Rep. Tom Cole, R-Okla., said many House Republicans still hadn’t seen the text and the details of the proposal but were encouraged by a discussion of the measure Wednesday.
Rep. Chris Collins, R-N.Y., a member of the Tuesday Group, said the MacArthur proposal put pressure on all members to vote for the bill.
“I’m telling any and every member that we need to get this done,” Collins said. “We made a promise when we campaigned. It’s a promise that we made and it’s reasonable. Let’s get it done.”
Reed rejected any notion of added pressure to support the measure. “It’s just a matter of looking at the legislative text and determining what works for (lawmakers) their districts. At the end of the day, the closer we get to 216, that’s a win for the American people.
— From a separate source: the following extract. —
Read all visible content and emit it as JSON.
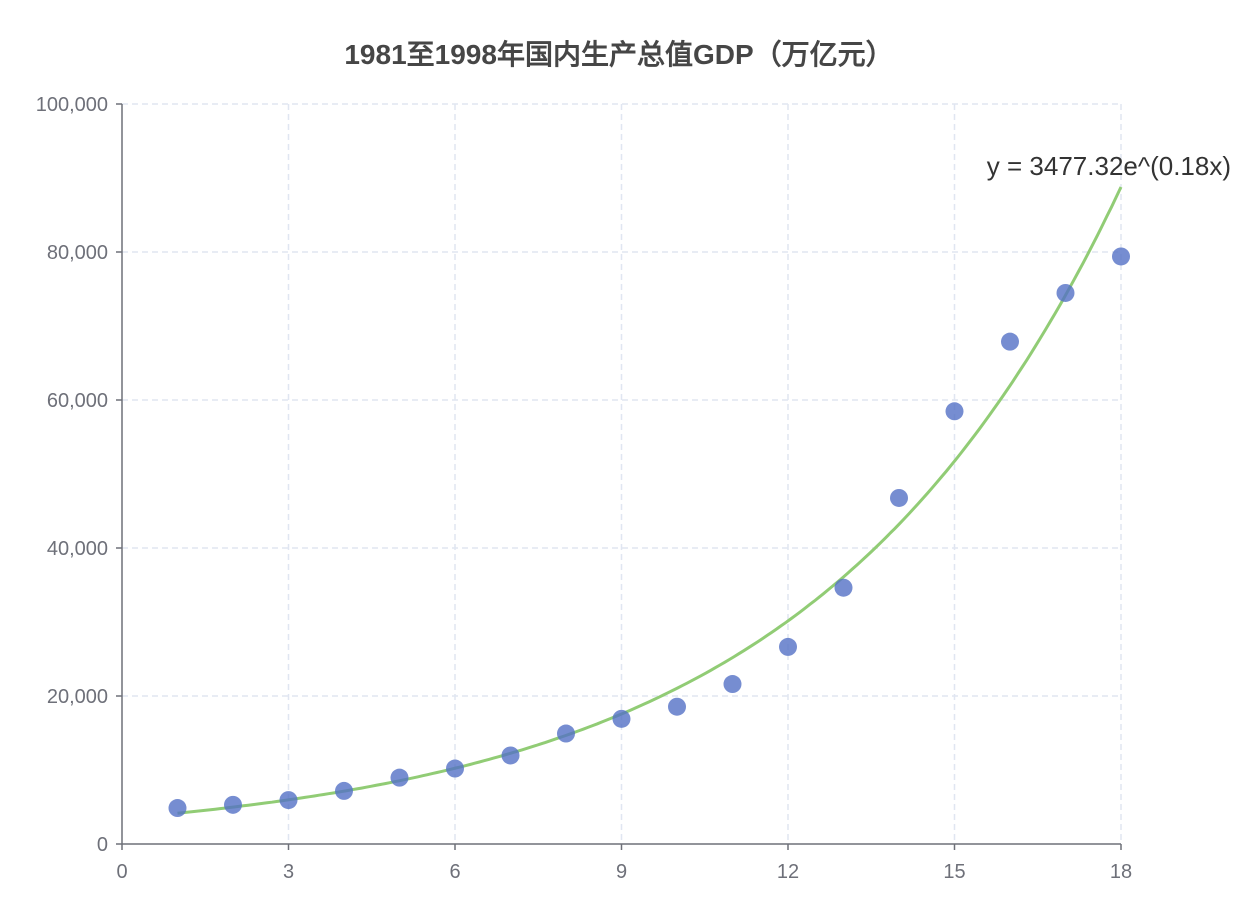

Asked about the likelihood that the Senate would strip the proposal out, Collins said, “Let the Senate do their job. We’re going to do our job.”
But the bill may, in fact, be “going nowhere” in the Senate because the new language would likely run afoul of the Byrd rule, meaning it would require 60 votes in the Senate to pass, said Matt House, a spokesman for Senate Democratic leader Chuck Schumer of New York.
“Once again, House Republicans have made their bill worse for the health of the American people in order to buy off the Freedom Caucus and other conservatives,” House said. “There will not be 60 votes for a bill that drives up premiums and causes millions of people to lose their health insurance.”
An earlier version of this story incorrectly said Rep. Mark Sanford, R-S.C., was a member of the moderate Tuesday Group. Sanford, a conservative, often aligns with the Freedom Caucus.